We asked readers if they had had similar hard times cutting the cord with their present stylist and how they had managed it. Most of you who commented, though, expressed fierce loyalty to their hairdresser, saying they would never leave him/her:
“Would never leave my hairdresser, Isabelle (Izzy) Goetz. Her haircuts are art!”–Bonnie Kogod
“I would never break up w my stylist!! I’ve been w Murat Franco through 2 salons–he is THE MASTER of the perfect blonde.”– Elizabeth Wydra
“Turguy and his nephew Onder at Georgetown Salon are the BEST!”– Jacqui Michel
“I’ve been seeing the same colorist and stylist for a million years and they both (Sonnia Aranibar and Jean Luc Vivier at Salon L’eau) are the best! However, occasionally I’ve been unfaithful and dabbled with others, but I always come back to them. I think they pretend not to notice.”– Kathy Legg
Still, if you find yourself looking for someone new to color or cut your tresses, here’s how our friend graciously and diplomatically told her former hairdresser bye-bye. She wrote a letter. Here’s my edited version:
Thank you for your phone calls. I do appreciate your concern.

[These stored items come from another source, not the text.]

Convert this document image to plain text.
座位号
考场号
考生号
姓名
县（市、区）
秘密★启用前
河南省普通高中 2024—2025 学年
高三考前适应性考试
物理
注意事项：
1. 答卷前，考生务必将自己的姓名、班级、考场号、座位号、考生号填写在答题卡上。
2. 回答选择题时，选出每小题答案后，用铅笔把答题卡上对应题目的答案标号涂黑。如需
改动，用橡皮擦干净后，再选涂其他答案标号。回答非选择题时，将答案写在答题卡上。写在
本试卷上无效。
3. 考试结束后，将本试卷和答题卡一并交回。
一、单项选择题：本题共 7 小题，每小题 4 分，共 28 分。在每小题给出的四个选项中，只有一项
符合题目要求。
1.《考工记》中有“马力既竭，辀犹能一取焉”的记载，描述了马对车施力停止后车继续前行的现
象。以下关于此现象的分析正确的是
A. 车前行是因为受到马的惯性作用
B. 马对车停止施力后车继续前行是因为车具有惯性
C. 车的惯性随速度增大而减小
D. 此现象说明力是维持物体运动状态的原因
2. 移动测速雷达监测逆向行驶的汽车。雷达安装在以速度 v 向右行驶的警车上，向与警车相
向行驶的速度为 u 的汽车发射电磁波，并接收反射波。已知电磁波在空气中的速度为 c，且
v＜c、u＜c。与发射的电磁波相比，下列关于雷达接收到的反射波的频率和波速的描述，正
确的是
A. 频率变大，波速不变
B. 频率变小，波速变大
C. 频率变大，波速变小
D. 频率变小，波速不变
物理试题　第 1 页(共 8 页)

Let me explain my lack of communication: In early January, I went into a winter funk and did not respond to email or phone calls. To make matters worse, my hair began falling out. As I mentioned to you, I started going to a new hair stylist for my cut and he mentioned that he had a formula from Germany that would prevent hair loss. Did I believe it?? Not sure, but I hoped. So far he has colored the roots once (no highlights yet). I would like to try his process a little while longer to see if it can strengthen the hair and roots or at least stabilize things. I am also trying to find out the name of his product.

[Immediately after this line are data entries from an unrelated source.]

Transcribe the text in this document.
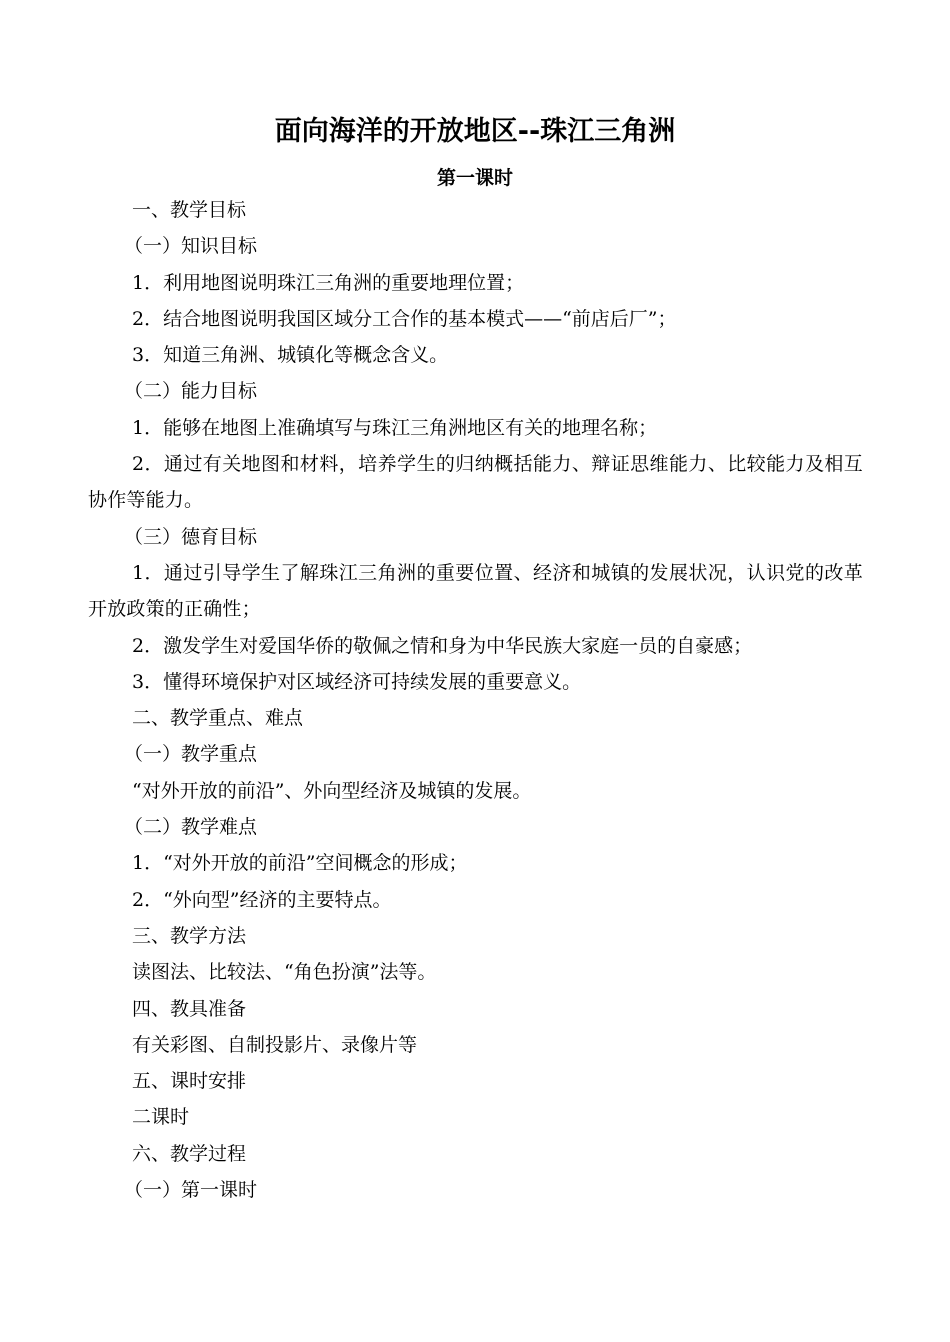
面向海洋的开放地区--珠江三角洲
第一课时

一、教学目标

（一）知识目标

1．利用地图说明珠江三角洲的重要地理位置；

2．结合地图说明我国区域分工合作的基本模式——“前店后厂”；

3．知道三角洲、城镇化等概念含义。

（二）能力目标

1．能够在地图上准确填写与珠江三角洲地区有关的地理名称；

2．通过有关地图和材料，培养学生的归纳概括能力、辩证思维能力、比较能力及相互协作等能力。

（三）德育目标

1．通过引导学生了解珠江三角洲的重要位置、经济和城镇的发展状况，认识党的改革开放政策的正确性；

2．激发学生对爱国华侨的敬佩之情和身为中华民族大家庭一员的自豪感；

3．懂得环境保护对区域经济可持续发展的重要意义。

二、教学重点、难点

（一）教学重点

“对外开放的前沿”、外向型经济及城镇的发展。

（二）教学难点

1．“对外开放的前沿”空间概念的形成；

2．“外向型”经济的主要特点。

三、教学方法

读图法、比较法、“角色扮演”法等。

四、教具准备

有关彩图、自制投影片、录像片等

五、课时安排

二课时

六、教学过程

（一）第一课时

I understand this was a time when you wanted to bring all your clients with you and I am sorry that I haven’t followed. You are a highly skilled colorist and I have a feeling I will be back to you in the very near future, but meanwhile I wish you great success at this new salon.

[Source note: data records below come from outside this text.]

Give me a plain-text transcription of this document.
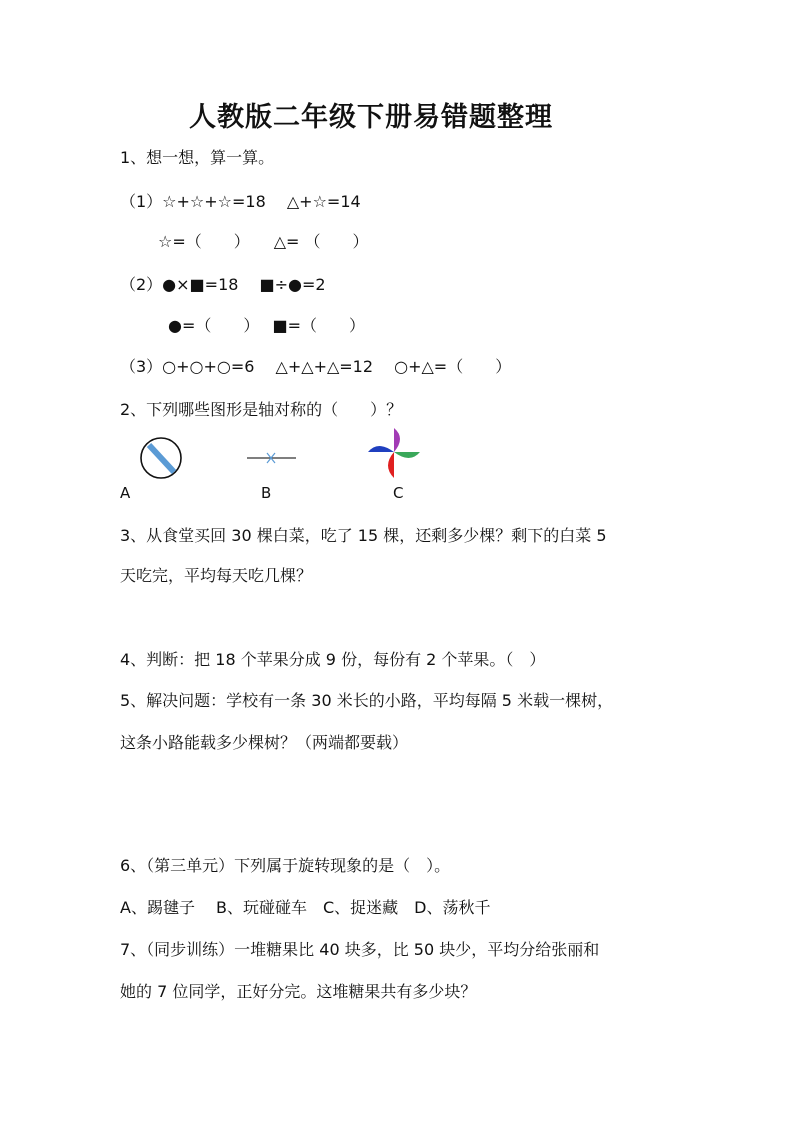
人教版二年级下册易错题整理
1、想一想，算一算。
（1）☆+☆+☆=18　 △+☆=14
☆=（　　）　　△= （　　）
（2）●×■=18　 ■÷●=2
●=（　　）　 ■=（　　）
（3）○+○+○=6　 △+△+△=12　 ○+△=（　　）
2、下列哪些图形是轴对称的（　　）？
A	B	C
3、从食堂买回 30 棵白菜，吃了 15 棵，还剩多少棵？剩下的白菜 5
天吃完，平均每天吃几棵？
4、判断：把 18 个苹果分成 9 份，每份有 2 个苹果。（　）
5、解决问题：学校有一条 30 米长的小路，平均每隔 5 米载一棵树，
这条小路能载多少棵树？（两端都要载）
6、（第三单元）下列属于旋转现象的是（　）。
A、踢毽子　 B、玩碰碰车　C、捉迷藏　D、荡秋千
7、（同步训练）一堆糖果比 40 块多，比 50 块少，平均分给张丽和
她的 7 位同学，正好分完。这堆糖果共有多少块？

A FRIEND OF MINE in New York has a dilemma—with her hairdresser. She has been going to the same salon for color for 10 years and has become friendly with the colorist during that time. She also has had her hair cut at the salon with one of their stylists (with whom she was less friendly and had only seen for a year or so). So, when her cousin raved about a stylist at another salon, she decided it was worth giving someone else a try. Her haircut was superb. He also happens to color hair and mentioned to her that he uses a new, less harmful coloring process. In the past few weeks, her colorist has moved to a different salon, so my friend is deciding whether this leaves her an opening to also go to this new guy for color.
But her “old” colorist from the original salon recently called to remind her that she had moved to a different salon and hoped to see her soon. Now, she’s conflicted about what to do. Does she tell the colorist she has been seeing for 10 years that she has decided to try someone new? She doesn’t want to just ghost her. And then if she doesn’t like the new colorist’s job on her hair, does she go back to the old?